A Health Care Question: Is the System Intentionally Set Up for Errors?
There are many things to complain about with our health care system, but there's one aspect that doesn't get as much discussion that I've been thinking about recently. Based on purely anecdotal evidence, it seems to me that an unexpectedly large number of claims are wrongly rejected because of problems with the paperwork, whether its a wrong code, the wrong person listed as the policy holder, a data entry error or any number of other missteps somewhere between the doctors office and the insurance company.
The rejections are often the result of a human error somewhere along the way and if one is diligent in working through the intimidating looking form full of seemingly meaningless numerical codes, the mistake can be found. Then, if you have the time, patience, and sheer force of will to negotiate the phone tree and call back a couple of times until you get someone at the insurance company who will work with you and not merely dismiss you, you can get it sorted out. TheWife has become an expert in negotiating these shark infested waters.
But, she is educated and detail oriented, has the ability to carve out a block of time to take care of it, is not insecure about asking questions and making the person on the other end explain exactly what is happening at each step in the process, and willing to call back to get another person if the one she is talking to seems to not fully understand what he or she is talking about or appears to be unhelpful for any reason.
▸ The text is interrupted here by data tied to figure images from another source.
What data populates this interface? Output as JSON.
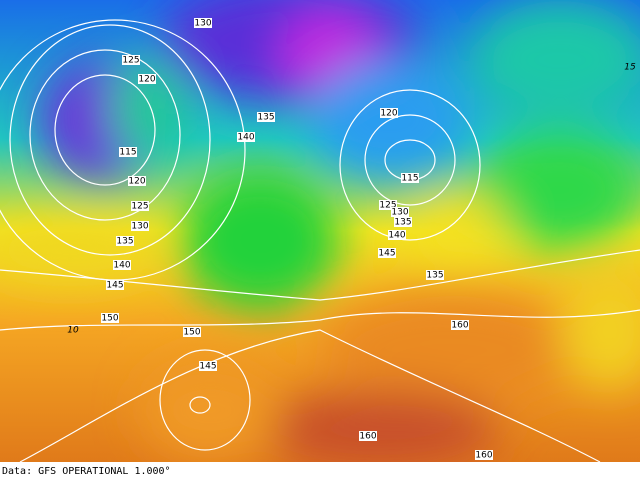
{
  "map": {
    "contour_labels": [
      "130",
      "125",
      "120",
      "115",
      "120",
      "125",
      "130",
      "135",
      "140",
      "145",
      "150",
      "150",
      "145",
      "135",
      "140",
      "120",
      "115",
      "125",
      "130",
      "135",
      "140",
      "145",
      "135",
      "160",
      "160",
      "160"
    ],
    "isotherm_labels": [
      "15",
      "10"
    ],
    "footer": {
      "source": "Data: GFS OPERATIONAL 1.000°"
    }
  }
}
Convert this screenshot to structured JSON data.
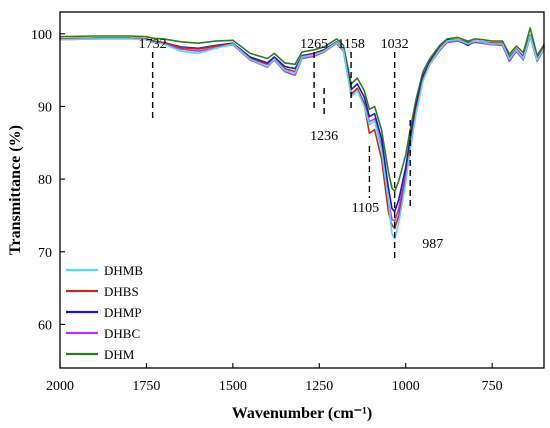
{
  "chart_data": {
    "type": "line",
    "xlabel": "Wavenumber (cm⁻¹)",
    "ylabel": "Transmittance (%)",
    "xlim": [
      2000,
      600
    ],
    "ylim": [
      54,
      103
    ],
    "x_reversed": true,
    "xticks": [
      2000,
      1750,
      1500,
      1250,
      1000,
      750
    ],
    "yticks": [
      60,
      70,
      80,
      90,
      100
    ],
    "grid": false,
    "legend_position": "bottom-left",
    "annotations": [
      {
        "label": "1732",
        "x": 1732,
        "label_position": "above"
      },
      {
        "label": "1265",
        "x": 1265,
        "label_position": "above"
      },
      {
        "label": "1236",
        "x": 1236,
        "label_position": "below"
      },
      {
        "label": "1158",
        "x": 1158,
        "label_position": "above"
      },
      {
        "label": "1105",
        "x": 1105,
        "label_position": "below"
      },
      {
        "label": "1032",
        "x": 1032,
        "label_position": "above"
      },
      {
        "label": "987",
        "x": 987,
        "label_position": "below"
      }
    ],
    "x": [
      2000,
      1900,
      1800,
      1750,
      1732,
      1700,
      1650,
      1600,
      1550,
      1500,
      1450,
      1400,
      1380,
      1350,
      1320,
      1300,
      1265,
      1236,
      1200,
      1180,
      1158,
      1140,
      1120,
      1105,
      1090,
      1070,
      1050,
      1040,
      1032,
      1020,
      1000,
      987,
      970,
      950,
      930,
      900,
      880,
      850,
      820,
      800,
      780,
      750,
      720,
      700,
      680,
      660,
      640,
      620,
      600
    ],
    "series": [
      {
        "name": "DHMB",
        "color": "#5fd3f3",
        "values": [
          99.2,
          99.3,
          99.3,
          99.2,
          98.8,
          98.6,
          97.6,
          97.3,
          98.0,
          98.6,
          96.5,
          95.5,
          96.5,
          95.0,
          94.6,
          96.8,
          97.1,
          97.6,
          98.8,
          97.8,
          91.3,
          92.2,
          90.0,
          87.5,
          88.0,
          84.0,
          77.0,
          72.5,
          71.8,
          74.0,
          79.5,
          84.0,
          89.0,
          93.5,
          95.8,
          98.0,
          99.0,
          99.2,
          98.6,
          99.0,
          98.9,
          98.6,
          98.6,
          96.5,
          97.8,
          96.6,
          99.7,
          96.4,
          98.0
        ]
      },
      {
        "name": "DHBS",
        "color": "#b5301f",
        "values": [
          99.3,
          99.4,
          99.4,
          99.3,
          99.0,
          98.8,
          98.1,
          97.9,
          98.3,
          98.6,
          96.6,
          95.8,
          96.6,
          95.2,
          94.8,
          96.9,
          97.2,
          97.7,
          98.8,
          97.8,
          91.7,
          92.5,
          90.3,
          86.3,
          86.8,
          82.8,
          75.5,
          73.7,
          73.2,
          75.0,
          80.0,
          84.5,
          89.5,
          93.8,
          96.0,
          98.1,
          99.0,
          99.2,
          98.8,
          99.0,
          98.9,
          98.7,
          98.7,
          96.7,
          97.9,
          96.8,
          99.8,
          96.6,
          98.2
        ]
      },
      {
        "name": "DHMP",
        "color": "#1a1ab8",
        "values": [
          99.3,
          99.4,
          99.4,
          99.3,
          99.0,
          98.8,
          98.2,
          98.0,
          98.4,
          98.7,
          96.8,
          96.0,
          96.8,
          95.5,
          95.2,
          97.0,
          97.3,
          97.8,
          98.9,
          97.9,
          92.3,
          93.1,
          91.3,
          88.6,
          89.0,
          85.6,
          78.8,
          76.0,
          75.5,
          77.2,
          81.6,
          85.6,
          90.2,
          94.2,
          96.2,
          98.2,
          99.1,
          99.2,
          98.4,
          99.0,
          98.9,
          98.7,
          98.7,
          96.8,
          97.9,
          96.9,
          99.8,
          96.6,
          98.2
        ]
      },
      {
        "name": "DHBC",
        "color": "#b23be0",
        "values": [
          99.2,
          99.3,
          99.4,
          99.3,
          99.0,
          98.7,
          97.9,
          97.6,
          98.1,
          98.5,
          96.4,
          95.4,
          96.4,
          94.8,
          94.3,
          96.6,
          96.9,
          97.5,
          98.7,
          97.6,
          91.6,
          92.5,
          90.5,
          87.9,
          88.3,
          84.5,
          77.0,
          74.5,
          74.2,
          76.0,
          80.8,
          85.0,
          89.8,
          93.9,
          95.8,
          97.8,
          98.8,
          99.0,
          98.6,
          98.8,
          98.7,
          98.5,
          98.4,
          96.2,
          97.6,
          96.4,
          99.6,
          96.2,
          97.9
        ]
      },
      {
        "name": "DHM",
        "color": "#2f7a22",
        "values": [
          99.6,
          99.7,
          99.7,
          99.6,
          99.4,
          99.3,
          98.9,
          98.7,
          99.0,
          99.1,
          97.3,
          96.6,
          97.3,
          96.0,
          95.8,
          97.5,
          97.8,
          98.2,
          99.3,
          98.4,
          93.1,
          93.9,
          92.2,
          89.6,
          90.0,
          86.8,
          81.0,
          78.8,
          78.3,
          79.8,
          83.3,
          86.8,
          91.0,
          94.8,
          96.6,
          98.5,
          99.3,
          99.5,
          99.0,
          99.3,
          99.2,
          99.0,
          99.0,
          97.2,
          98.3,
          97.4,
          100.8,
          97.0,
          98.5
        ]
      }
    ]
  }
}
I find it incredible to think that we are that much of an anomaly in terms of number of errors and since the vast majority of people do not possess all of the necessary characteristics for successfully working through these matters, my guess is that there are a significant number of legitimate claims not paid by insurance companies because people who pay large premiums wrongly believe that their health care costs were rightly rejected. And, interestingly, he mistakes strangely always appear to benefit the insurer.
Things have only gotten worse now that a number of our health care providers have begun farming out their billing adding an extra middleman to the whole process. As one learns from the accountant's version of Ockham's razor, the more hands a bill goes through, the more likely it is to get kicked back.
So the question is whether this is intentional and if so, whether it is intentionally intentional. The complexity of our current system of private insurance has created a situation in which error is likely to occur which means there are four possibilities:
(1) The insurance companies are simply unaware that this system works to their undeserved advantage and being unaware do nothing about it.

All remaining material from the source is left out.